Chapitre 8 ~ Questions de lecture et réponses possibles

1. Quelle grande différence distingue d'épreuve de la peur (122) de celle de la circoncision (123) ?

La notion de jeu : cette fois, il ne s'agit pas d'un jeu, d'une mystification. S'il y a mise en scène et théâtre sacré, si l'épreuve reste aussi fortement ritualisée que la précédente, il s'agit cette fois d'une cérémonie où l'enfant doit affronter, avec l'expérience de la peur, celle de la douleur et de la mutilation. La coupure entre l'enfance et l'âge adulte est réellement inscrite dans la chair des jeunes garçons.

2. Relevez les termes qui définissent le rite de la circoncision comme initiation.

« naître à la vie d'homme », page 123 ;

« renaître [...] abandonner l'enfance et l'innocence, devenir homme », page 124 ;

« un Malinké de plus est né », page 138 ;

« ma seconde naissance », page 153.

3. Quelle est la métaphore principale qui préside à cette transformation ?

C'est la métaphore de la naissance. Si la première naissance, biologique, dépend des femmes, la seconde naissance des garçons, celle qui fait d'eux des hommes, est d'ordre culturel et social. L'anthropologue Michael Jackson précise que la circoncision des mâles sert à perpétrer le dogme patriarcal selon lequel « la renaissance symbolique de l'initié sert à réaliser l'idéal d'un contrôle masculin sur la procréation et l'éducation des mâles. » (cité par Philipson, page 178 ; c'est moi qui traduis.)

4. Relevez des passages illustrant qu'il s'agit d'une cérémonie organisée par les hommes et pour les hommes.

Il s'agit de « naître à la vie d'homme », page 123 ; de « renaître [...] abandonner l'enfance et l'innocence, devenir homme », page 124 . Cette renaissance est indiquée par des signes visibles : le « premier bonnet d'homme » (126), « les larges pantalons des hommes » (151), « des vêtements d'hommes » (153). On assiste à une séparation des danseurs et des danseuses : « bien que femmes et jeunes filles dansassent ici strictement de leur côté » '127). La cérémonie est organisée et menée par des hommes : les « ordonnateurs » , « les hommes qui conduisent cette initiation » (132), « l'opérateur » (138), « le guérisseur » (140), les « haies d'hommes » qui protègent les initiés des regards féminins (135) et font des hommes les spectateurs privilégiés '136-137). Le rite vise à dessiner une image courageuse des hommes : « un homme n'a peur de rien » (134). Enfin, il vise à séparer l'enfant de sa mère (135) et le préparer à rapports sexuels moins narcissiques, c'est-à-dire à des relations de tendresse avec d'autres femmes que sa mère (Philipson 177).

5. En quoi « les hommes » qui conduisent cette initiation sont-ils différents des « aînés » qui conduisaient l'épreuve de la peur ?
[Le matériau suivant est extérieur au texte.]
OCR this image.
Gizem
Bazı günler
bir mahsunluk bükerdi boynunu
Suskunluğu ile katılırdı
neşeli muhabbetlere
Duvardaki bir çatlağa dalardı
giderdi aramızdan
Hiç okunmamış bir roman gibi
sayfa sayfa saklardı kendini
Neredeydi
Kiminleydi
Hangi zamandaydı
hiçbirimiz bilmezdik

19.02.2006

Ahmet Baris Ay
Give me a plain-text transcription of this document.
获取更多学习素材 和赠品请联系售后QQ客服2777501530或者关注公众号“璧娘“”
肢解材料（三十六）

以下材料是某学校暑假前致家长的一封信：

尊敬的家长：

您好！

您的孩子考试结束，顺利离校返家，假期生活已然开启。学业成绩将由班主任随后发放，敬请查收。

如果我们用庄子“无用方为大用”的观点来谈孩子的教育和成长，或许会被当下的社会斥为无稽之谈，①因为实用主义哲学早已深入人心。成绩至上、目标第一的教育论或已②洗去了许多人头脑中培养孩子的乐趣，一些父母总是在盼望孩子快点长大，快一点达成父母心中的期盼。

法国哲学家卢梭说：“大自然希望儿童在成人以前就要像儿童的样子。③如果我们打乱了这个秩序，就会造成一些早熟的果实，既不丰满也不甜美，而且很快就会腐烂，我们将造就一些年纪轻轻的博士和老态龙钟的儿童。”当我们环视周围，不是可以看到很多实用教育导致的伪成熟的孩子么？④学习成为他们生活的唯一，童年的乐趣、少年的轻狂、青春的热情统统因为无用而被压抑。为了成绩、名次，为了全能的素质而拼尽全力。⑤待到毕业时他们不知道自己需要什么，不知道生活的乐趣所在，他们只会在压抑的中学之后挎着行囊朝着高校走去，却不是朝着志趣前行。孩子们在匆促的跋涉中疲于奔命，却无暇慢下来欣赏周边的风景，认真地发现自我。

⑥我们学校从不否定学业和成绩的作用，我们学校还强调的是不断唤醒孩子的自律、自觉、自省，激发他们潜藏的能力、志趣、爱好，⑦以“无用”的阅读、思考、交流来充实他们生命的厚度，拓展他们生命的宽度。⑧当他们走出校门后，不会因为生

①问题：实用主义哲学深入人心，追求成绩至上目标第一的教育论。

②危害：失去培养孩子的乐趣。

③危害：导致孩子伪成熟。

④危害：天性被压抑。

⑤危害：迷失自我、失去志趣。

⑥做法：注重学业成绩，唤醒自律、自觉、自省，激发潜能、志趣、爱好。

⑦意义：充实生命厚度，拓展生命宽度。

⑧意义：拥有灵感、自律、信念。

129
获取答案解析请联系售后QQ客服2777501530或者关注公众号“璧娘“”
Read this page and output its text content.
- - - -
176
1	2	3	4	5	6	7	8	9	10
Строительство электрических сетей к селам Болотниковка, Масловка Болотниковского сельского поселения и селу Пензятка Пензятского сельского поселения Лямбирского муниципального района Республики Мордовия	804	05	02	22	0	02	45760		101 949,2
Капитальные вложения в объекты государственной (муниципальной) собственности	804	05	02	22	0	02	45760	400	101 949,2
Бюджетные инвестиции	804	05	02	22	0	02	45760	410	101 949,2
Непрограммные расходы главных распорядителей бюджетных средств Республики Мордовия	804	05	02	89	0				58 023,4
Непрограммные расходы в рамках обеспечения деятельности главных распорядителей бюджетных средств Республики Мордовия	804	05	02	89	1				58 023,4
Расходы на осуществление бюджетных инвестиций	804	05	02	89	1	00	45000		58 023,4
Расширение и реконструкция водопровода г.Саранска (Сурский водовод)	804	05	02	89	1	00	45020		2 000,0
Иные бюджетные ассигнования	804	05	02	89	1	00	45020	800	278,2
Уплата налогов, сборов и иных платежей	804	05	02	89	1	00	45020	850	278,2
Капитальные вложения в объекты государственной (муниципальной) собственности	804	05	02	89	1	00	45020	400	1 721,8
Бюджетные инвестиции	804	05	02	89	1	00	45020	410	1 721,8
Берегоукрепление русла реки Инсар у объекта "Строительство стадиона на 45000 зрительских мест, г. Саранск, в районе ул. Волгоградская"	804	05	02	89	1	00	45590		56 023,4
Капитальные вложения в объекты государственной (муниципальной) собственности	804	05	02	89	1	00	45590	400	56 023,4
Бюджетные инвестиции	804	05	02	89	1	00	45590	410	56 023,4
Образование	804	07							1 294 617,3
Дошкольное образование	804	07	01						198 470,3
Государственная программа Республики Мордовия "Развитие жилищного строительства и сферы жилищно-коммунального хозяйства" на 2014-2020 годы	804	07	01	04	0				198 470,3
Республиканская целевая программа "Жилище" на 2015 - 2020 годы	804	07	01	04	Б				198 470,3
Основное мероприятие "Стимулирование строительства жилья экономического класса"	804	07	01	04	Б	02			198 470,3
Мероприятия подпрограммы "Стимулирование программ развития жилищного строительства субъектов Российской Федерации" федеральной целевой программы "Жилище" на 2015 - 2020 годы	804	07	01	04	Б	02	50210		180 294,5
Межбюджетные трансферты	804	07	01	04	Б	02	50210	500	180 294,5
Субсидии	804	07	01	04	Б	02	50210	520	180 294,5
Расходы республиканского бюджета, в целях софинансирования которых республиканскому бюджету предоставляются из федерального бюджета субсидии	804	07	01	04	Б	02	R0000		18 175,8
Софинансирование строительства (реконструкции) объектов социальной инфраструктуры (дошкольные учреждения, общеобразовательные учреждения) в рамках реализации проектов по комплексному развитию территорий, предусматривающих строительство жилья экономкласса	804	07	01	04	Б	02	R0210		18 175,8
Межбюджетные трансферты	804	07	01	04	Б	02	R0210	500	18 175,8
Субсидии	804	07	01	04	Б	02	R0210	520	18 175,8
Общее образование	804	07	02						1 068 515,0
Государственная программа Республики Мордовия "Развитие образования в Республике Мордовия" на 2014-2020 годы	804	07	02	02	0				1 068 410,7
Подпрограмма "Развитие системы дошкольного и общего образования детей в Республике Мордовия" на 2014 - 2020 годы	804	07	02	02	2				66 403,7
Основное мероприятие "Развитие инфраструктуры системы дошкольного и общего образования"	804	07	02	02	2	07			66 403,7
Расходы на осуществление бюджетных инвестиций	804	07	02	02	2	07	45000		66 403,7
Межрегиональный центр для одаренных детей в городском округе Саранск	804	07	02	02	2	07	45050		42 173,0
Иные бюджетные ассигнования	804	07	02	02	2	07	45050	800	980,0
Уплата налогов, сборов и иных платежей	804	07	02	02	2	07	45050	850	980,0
Ils rassurent au lieu d'effrayer : « ils s'efforçaient honnêtement de nous rassurer, fort différents en cela des grands qui conduisent la cérémonie des lions et qui n'ont d'autre souci que d'effrayer » (134), comme l'avait fait son père (104-105). Ils se posent en « serviteurs » (141), en surveillants, donneurs de soins, presque maternels (143-144).

6. Quelles sont les fonctions de la danse et de la musique dans cette initiation ?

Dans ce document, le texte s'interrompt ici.